My Go project structure

8 Apr, 2020

The first time I used Go was in late 2016. Since I was working with Java at that time, I remember everything I wanted to build in Go resembled Java code. It looked unnatural and I knew this is not the way it should look. After reading many blog posts about Go and developing many web services, I found a standard structure to use when building new services. Before I dive into the topic, I want to briefly say something about DDD (Domain Driven Design) and data structures & algorithms. Even though they are not language specific, I want to mention them because they have an influence on the way I build software and hopefully they will help clarify some decisions I made.

Domain driven design

Note: I'll try to explain only a tiny part of DDD mostly related to the layers.

In DDD, the core business logic of any software lives in a domain layer. This should be totally isolated from the rest of the application and shouldn't be communicating with any external sources (databases, filesystems, remote services etc.). It should contain only a pure code of the business logic. This layer contains enterprise wide business rules. Hereinafter: business logic.

There is also a layer called the application layer that sits on top of the domain layer. This layer has no business logic and its purpose is to delegate tasks to the domain layer to accomplish specific application tasks. It also deals with external resources like databases, other web services etc. and can also delegate tasks to these. This layer contains application specific business rules. Hereinafter: application logic.

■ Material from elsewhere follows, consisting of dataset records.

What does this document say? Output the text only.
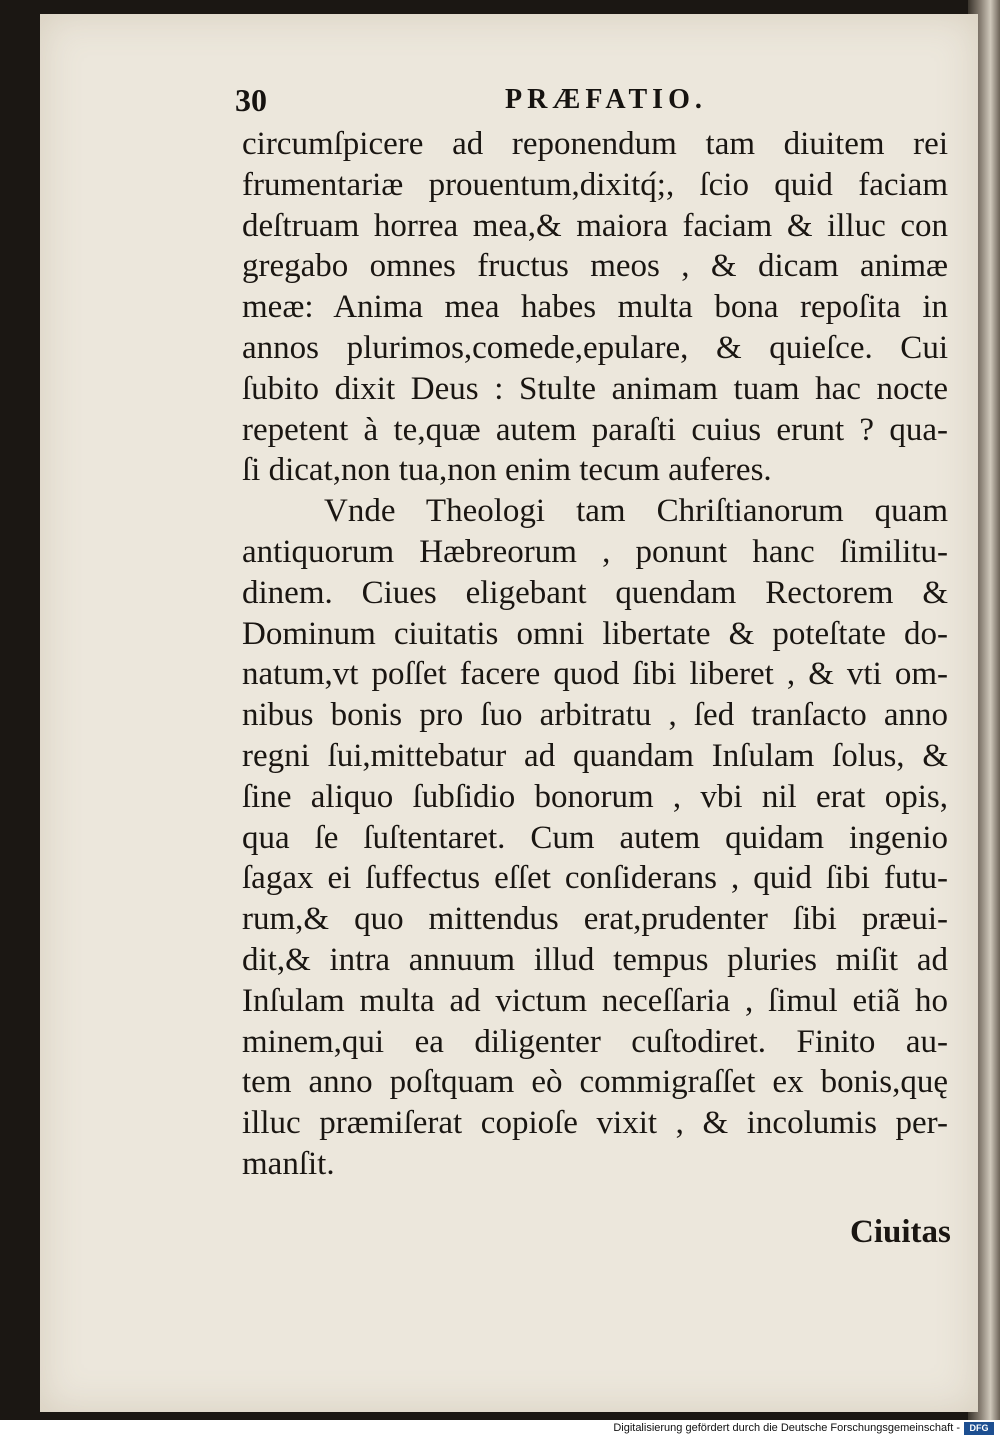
30	PRÆFATIO.
circumſpicere ad reponendum tam diuitem rei
frumentariæ prouentum,dixitq́;, ſcio quid faciam
deſtruam horrea mea,& maiora faciam & illuc con
gregabo omnes fructus meos , & dicam animæ
meæ: Anima mea habes multa bona repoſita in
annos plurimos,comede,epulare, & quieſce. Cui
ſubito dixit Deus : Stulte animam tuam hac nocte
repetent à te,quæ autem paraſti cuius erunt ? qua-
ſi dicat,non tua,non enim tecum auferes.
Vnde Theologi tam Chriſtianorum quam
antiquorum Hæbreorum , ponunt hanc ſimilitu-
dinem. Ciues eligebant quendam Rectorem &
Dominum ciuitatis omni libertate & poteſtate do-
natum,vt poſſet facere quod ſibi liberet , & vti om-
nibus bonis pro ſuo arbitratu , ſed tranſacto anno
regni ſui,mittebatur ad quandam Inſulam ſolus, &
ſine aliquo ſubſidio bonorum , vbi nil erat opis,
qua ſe ſuſtentaret. Cum autem quidam ingenio
ſagax ei ſuffectus eſſet conſiderans , quid ſibi futu-
rum,& quo mittendus erat,prudenter ſibi præui-
dit,& intra annuum illud tempus pluries miſit ad
Inſulam multa ad victum neceſſaria , ſimul etiã ho
minem,qui ea diligenter cuſtodiret. Finito au-
tem anno poſtquam eò commigraſſet ex bonis,quę
illuc præmiſerat copioſe vixit , & incolumis per-
manſit.
Ciuitas
Digitalisierung gefördert durch die Deutsche Forschungsgemeinschaft -	DFG
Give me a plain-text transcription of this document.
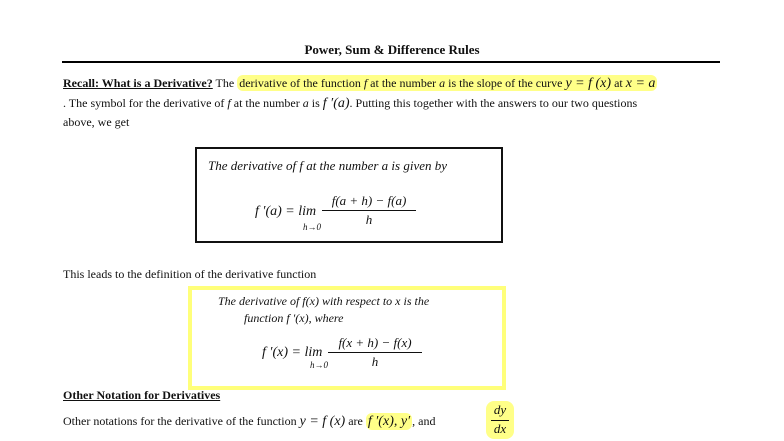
Power, Sum & Difference Rules
Recall: What is a Derivative? The derivative of the function f at the number a is the slope of the curve y = f (x) at x = a
. The symbol for the derivative of f at the number a is f ′(a). Putting this together with the answers to our two questions
above, we get
The derivative of f at the number a is given by
f ′(a) = lim
h→0
f(a + h) − f(a)
h
This leads to the definition of the derivative function
The derivative of f(x) with respect to x is the
function f ′(x), where
f ′(x) = lim
h→0
f(x + h) − f(x)
h
Other Notation for Derivatives
Other notations for the derivative of the function y = f (x) are f ′(x), y′ , and
dy
dx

The infrastructure layer is a layer where we put a real implementation of a database connections, web services, middlewares etc.

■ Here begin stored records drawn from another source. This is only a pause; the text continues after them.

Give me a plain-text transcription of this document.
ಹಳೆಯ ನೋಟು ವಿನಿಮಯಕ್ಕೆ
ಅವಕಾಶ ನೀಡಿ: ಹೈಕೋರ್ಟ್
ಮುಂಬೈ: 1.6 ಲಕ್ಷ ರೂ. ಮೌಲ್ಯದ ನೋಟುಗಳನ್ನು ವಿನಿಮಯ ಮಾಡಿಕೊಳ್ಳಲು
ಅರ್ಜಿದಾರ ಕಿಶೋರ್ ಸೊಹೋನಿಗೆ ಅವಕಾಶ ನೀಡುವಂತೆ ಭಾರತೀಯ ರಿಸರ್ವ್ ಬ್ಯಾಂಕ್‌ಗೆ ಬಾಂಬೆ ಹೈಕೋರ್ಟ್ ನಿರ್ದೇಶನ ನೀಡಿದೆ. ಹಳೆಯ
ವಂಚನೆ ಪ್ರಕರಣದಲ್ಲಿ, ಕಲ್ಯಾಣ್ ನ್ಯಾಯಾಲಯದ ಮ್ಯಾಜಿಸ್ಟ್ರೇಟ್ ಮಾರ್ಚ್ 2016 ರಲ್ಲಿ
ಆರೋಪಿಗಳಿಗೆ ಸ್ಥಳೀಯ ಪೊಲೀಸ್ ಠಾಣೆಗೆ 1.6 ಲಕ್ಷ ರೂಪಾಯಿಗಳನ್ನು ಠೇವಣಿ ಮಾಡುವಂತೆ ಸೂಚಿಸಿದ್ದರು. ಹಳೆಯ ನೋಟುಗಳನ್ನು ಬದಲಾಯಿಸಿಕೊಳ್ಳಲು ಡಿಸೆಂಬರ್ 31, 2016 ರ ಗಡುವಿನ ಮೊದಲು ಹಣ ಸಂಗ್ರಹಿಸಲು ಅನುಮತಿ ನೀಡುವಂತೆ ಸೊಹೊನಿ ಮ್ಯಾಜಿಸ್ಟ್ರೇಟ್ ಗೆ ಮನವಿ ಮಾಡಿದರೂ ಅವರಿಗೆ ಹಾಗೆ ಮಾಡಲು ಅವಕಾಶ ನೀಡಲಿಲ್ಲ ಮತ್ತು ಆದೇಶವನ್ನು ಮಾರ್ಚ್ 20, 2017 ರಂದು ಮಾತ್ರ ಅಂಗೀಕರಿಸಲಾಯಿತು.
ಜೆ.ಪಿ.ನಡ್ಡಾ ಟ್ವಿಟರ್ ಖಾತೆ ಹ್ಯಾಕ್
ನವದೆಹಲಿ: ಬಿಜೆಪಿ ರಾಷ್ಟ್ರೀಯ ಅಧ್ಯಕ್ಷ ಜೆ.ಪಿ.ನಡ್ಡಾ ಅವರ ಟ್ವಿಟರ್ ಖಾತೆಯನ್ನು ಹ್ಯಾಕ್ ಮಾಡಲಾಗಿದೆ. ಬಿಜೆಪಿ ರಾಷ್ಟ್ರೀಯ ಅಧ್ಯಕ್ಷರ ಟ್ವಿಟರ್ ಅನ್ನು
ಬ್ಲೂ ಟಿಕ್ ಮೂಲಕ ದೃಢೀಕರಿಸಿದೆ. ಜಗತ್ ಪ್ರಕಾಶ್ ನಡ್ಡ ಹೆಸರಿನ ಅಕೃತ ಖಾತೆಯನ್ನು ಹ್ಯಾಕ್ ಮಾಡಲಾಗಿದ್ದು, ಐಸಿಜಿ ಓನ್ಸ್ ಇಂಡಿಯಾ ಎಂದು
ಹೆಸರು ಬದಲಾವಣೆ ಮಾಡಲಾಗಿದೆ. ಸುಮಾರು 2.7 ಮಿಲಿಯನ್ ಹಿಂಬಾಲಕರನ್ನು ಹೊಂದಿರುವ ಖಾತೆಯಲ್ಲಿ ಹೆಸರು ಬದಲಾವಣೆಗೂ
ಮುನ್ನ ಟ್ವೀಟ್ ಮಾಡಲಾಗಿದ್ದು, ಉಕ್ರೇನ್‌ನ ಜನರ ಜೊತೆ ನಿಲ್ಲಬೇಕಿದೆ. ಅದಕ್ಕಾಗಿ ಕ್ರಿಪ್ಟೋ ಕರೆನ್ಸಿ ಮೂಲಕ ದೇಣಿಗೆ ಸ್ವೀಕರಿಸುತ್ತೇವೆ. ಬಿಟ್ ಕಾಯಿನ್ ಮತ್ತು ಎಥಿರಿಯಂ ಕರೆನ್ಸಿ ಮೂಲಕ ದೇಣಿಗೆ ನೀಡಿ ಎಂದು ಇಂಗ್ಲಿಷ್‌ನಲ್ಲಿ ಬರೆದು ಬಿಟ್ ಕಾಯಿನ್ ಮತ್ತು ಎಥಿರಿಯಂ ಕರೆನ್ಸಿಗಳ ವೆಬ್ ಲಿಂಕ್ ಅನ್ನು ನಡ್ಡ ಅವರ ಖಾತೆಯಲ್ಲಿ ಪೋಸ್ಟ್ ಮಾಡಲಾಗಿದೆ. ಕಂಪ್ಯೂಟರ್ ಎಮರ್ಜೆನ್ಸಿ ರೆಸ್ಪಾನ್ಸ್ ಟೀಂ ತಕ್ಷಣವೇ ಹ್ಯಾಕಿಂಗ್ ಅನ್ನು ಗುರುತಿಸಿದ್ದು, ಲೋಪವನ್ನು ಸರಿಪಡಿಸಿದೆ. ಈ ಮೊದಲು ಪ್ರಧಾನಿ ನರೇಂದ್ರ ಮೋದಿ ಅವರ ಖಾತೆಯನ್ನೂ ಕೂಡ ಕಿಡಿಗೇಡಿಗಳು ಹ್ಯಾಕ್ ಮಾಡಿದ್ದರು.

A simple example: Let's imagine we want to calculate your biological age and save it on a database based on your weight and gender. To get weight and gender we need to talk to a remote service over the network (it can be a totally separate web-service). In this case our core business logic that exists in the domain layer should calculate biological age based on these two parameters. It can be a simple function with two arguments as an input and one argument as an output. How we get these two parameters should be totally independent. Its only job is to calculate biological age based on given arguments and to return the result. In the infrastructure layer we will implement a real connection to the database in order to save the result and also implement a connection to the remote service to fetch weight and gender. The application layer is here to coordinate tasks and delegate jobs. That means this layer will first call the remote service in order to get desired values (it actually delegates tasks to the infrastructure layer), then it will delegate a calculating job to the domain layer passing these two values and at the end it will save the result in a database (again delegating it to the infrastructure layer). An important thing is that the application layer should not be aware of the infrastructure layer at all (can be done with dependency injection or higher order functions) but it can be aware of the domain layer (at least in the early phase to avoid complexity, later on can be decoupled as well).

Note: the application layer is not the C in the MVC pattern.

There is much more to DDD than what I briefly explained here, and I use it as an idea on how to structure complex projects. If you want to know more about DDD I encourage you to read Domain-Driven Design: Tackling Complexity in the Heart of Software by Eric Evans and Implementing Domain-Driven Design by Vaughn Vernon.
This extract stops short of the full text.